2009 is a year that will long be remembered by all automobile enthusiasts as the year they killed the American car. After over eight long decades, GM announced the closing of the Pontiac brand. More than an automobile era is closing. For many of us, this is an acknowledgement and confirmation that the transformation in a segment of our social landscape is now permanent.
There were many other closings of venerable marques over the years, such as Chrysler, or more recently Oldsmobile, that hit us as "little deaths." The current economic devastation spilling bloodshed throughout the auto industry, however, is overwhelming the Detroit based manufacturers. The impact is making some of the dissolution irreversible. The names we grew up with, names that were very much present in the consciousness of our society and had meaning through multiple elements of North American culture, will no longer be components of corporate America. The future of the Big Three is now in serious doubt.
Vehicles such as the 1958 Pontiac Bonneville, the 1956 Ford Crown Victoria, the 1959 Cadillac Eldorado, the 1956 DeSoto Adventurer, the 1955 Chrysler C300, and the 1958 Chevrolet Impala were not simply transportation. They were the artful and complex product of creative teams, led by visionary designers who delivered "glory days" for their employers.
Europeans produced engineering marvels, but Detroit pushed vehicles into the artistic realm. If, for example, you analyze the taillights on vehicles from the '50s and '60s, their designers made them an integral and unique element of the rear decks. For European manufacturers, on the other hand, taillights were an afterthought. For most of them, it almost appeared as if they had forgotten that taillights were even required and had been added as the cars rolled off the assembly lines. Not so for the symbols of American knowhow and creativity.
Even the interiors were uniquely stylized, one more exotic than the next. Most importantly, Middle America could afford them. New or used, for a couple of generations, they represented stages and punctuations in one's life or career. They were icons with vastly differing characteristics and complexions. For millions of us they represented dreams and aspirations, ... "one day I'm going to own an Olds 442." That the day did not always come wasn't important, but dreaming of that Z28 Camaro, GTO or Barracuda was an enjoyable part of life for young and old.
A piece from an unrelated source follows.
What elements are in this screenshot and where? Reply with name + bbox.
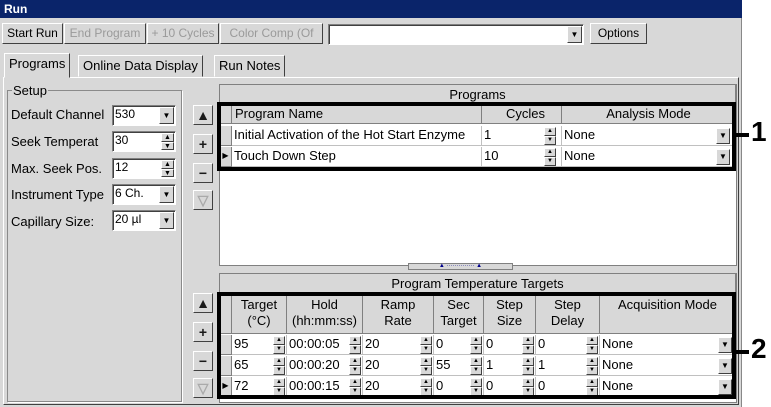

The emotional component that automobiles of that era provided has not been replicated, and as poor management and careless unions destroyed the fabric of Detroit's ingenuity, we watched the epoch extinguish itself from within.
The Oldsmobile Toronado, launched in the mid '60s when GM held 60% of the U.S. auto market, was a landmark technological wonder. Under one of the longest hoods on the road, the car's 455 cubic-inch (7.5L) displacement Rocket V8 engines could smoke the enormous front wheels hurling the 5,000lb. vehicle down a quarter mile in under 17 seconds. The '68 rendition, with hidden headlights and a front end the length of a Concord, is one of the great but underappreciated American automobiles. It punctuated the end of the sixties, and the fading of an automotive era, whose ending after four decades of denial can finally be put to rest in 2009.
We can rest confident and grateful that the tireless efforts of curators, aficionados, enthusiasts as well as hobbyists will continue to resuscitate, restore and preserve the art that has been the American automobile. Dare we dream of a resurgence?